/scrapy-google-sheets-example

Example on how to use the Google Sheets API to write a Scrapy Item Pipeline

Primary LanguagePython

scrapy-google-sheets-example

Example on how to use the Google Sheets API to write a Scrapy Item Pipeline

Google API setup

Configure the API

Firstly you will need to enable the API. You can do this here: Step 1: Turn on the Google Sheets API. After setting your project name, configure your OAuth client to Desktop APP. Then save the client configuration file (credentials.json) to this folder.

Install the Client Library

Afterwards you will probably need to install some libraries as mentioned in Step 2: Install the Google Client Library. The following command should do it in most cases: pip install --upgrade google-api-python-client google-auth-httplib2 google-auth-oauthlib

Get your token

Now you can retrieve your token with the included file get_token.py.
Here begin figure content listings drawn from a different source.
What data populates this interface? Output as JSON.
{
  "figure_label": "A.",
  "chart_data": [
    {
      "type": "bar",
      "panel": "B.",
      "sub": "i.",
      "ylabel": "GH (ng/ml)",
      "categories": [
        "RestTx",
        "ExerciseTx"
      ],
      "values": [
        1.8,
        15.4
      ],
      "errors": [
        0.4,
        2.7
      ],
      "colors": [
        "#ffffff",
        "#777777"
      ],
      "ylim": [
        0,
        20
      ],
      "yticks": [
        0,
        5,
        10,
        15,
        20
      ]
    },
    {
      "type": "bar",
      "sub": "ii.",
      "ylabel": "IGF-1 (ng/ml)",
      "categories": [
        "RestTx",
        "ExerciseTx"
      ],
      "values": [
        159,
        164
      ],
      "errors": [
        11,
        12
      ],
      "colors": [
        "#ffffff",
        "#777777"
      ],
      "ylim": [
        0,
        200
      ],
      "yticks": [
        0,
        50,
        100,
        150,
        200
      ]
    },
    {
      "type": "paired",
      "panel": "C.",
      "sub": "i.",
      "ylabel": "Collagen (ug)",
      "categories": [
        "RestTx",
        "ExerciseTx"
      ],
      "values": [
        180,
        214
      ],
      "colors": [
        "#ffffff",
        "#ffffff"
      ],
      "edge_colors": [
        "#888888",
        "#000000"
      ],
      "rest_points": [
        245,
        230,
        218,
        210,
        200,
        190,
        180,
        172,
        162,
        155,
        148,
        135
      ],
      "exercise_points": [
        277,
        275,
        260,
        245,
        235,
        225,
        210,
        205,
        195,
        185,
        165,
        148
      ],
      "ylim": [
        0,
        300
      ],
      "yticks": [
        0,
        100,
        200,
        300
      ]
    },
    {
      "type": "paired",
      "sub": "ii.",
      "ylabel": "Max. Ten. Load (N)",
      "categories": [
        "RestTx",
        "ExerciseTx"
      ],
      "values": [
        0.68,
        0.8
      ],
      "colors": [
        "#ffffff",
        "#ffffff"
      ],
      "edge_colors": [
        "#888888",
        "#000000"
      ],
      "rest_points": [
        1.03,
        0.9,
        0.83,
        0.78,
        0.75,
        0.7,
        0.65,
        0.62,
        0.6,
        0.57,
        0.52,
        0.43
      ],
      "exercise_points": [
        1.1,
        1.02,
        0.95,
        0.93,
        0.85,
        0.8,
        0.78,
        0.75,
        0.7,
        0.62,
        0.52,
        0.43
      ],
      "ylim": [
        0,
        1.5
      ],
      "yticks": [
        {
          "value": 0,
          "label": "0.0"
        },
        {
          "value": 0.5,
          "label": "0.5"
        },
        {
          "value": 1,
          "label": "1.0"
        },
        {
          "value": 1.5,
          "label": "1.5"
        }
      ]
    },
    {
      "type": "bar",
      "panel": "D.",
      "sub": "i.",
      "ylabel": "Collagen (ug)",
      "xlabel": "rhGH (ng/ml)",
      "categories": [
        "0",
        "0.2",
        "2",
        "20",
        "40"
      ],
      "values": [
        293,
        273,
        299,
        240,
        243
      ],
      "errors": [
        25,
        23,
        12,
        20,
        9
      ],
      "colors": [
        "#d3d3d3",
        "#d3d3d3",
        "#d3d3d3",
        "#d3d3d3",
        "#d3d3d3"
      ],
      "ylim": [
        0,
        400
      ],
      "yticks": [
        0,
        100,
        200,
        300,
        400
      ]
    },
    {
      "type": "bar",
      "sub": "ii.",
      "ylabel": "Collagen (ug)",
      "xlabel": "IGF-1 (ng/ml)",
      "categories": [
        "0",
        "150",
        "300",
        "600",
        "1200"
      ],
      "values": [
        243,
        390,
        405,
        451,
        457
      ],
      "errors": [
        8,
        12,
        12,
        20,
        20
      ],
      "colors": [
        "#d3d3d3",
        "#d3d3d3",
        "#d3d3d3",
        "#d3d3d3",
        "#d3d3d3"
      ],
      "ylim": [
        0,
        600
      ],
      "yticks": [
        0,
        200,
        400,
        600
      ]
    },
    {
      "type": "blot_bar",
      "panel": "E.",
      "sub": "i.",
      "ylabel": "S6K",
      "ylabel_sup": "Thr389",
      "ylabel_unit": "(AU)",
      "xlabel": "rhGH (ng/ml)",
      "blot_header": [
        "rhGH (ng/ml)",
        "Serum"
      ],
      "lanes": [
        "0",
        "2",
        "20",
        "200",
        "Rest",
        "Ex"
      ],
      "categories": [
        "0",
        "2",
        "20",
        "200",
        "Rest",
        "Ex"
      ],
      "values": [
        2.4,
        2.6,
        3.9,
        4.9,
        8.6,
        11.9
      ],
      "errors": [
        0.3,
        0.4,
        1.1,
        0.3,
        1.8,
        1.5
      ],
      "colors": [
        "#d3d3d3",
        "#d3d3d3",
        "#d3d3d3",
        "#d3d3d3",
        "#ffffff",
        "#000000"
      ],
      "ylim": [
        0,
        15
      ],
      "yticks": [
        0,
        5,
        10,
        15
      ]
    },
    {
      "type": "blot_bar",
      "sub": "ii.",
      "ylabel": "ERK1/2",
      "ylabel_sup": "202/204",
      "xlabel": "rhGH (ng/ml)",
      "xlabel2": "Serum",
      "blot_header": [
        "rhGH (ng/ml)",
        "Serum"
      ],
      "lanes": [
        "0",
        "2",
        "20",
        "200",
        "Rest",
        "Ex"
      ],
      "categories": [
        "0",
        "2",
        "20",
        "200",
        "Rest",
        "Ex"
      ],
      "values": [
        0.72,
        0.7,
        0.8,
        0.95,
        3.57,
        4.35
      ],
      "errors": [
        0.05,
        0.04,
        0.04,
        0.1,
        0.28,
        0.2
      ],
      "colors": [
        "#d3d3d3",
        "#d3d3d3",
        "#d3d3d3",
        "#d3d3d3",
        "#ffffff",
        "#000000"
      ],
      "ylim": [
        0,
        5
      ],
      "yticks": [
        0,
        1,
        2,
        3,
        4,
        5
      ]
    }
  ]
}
You should be able to start it with python get_token.py. After granting permissions, you should end up with a file named token.pickle. Move this file to the scrapy_google_sheets_example/resources folder.

Settings

In scrapy_google_sheets_example/settings.py you will have to set the ID of the Spreadsheet you want to save your data to. You can get the ID from the url. For example, for this url https://docs.google.com/spreadsheets/d/1eX8ftT1jKY2MyUcaHFV-Oo93qGP1NgHdcC-4MFm6UUc/edit#gid=0 the ID is 1eX8ftT1jKY2MyUcaHFV-Oo93qGP1NgHdcC-4MFm6UUc. So the code would look like this: GOOGLE_SHEET_ID = '1eX8ftT1jKY2MyUcaHFV-Oo93qGP1NgHdcC-4MFm6UUc'

You also need to set a range of cells for the Pipeline as GOOGLE_SHEETS_RANGE. In this example I used the range A:B, which means that the results will be written in the cells A and B.

Starting the spider

The included spider is an example that gets quotes and their authors from quotes.toscrape.com. You can use the command scrapy crawl quotes to start the process.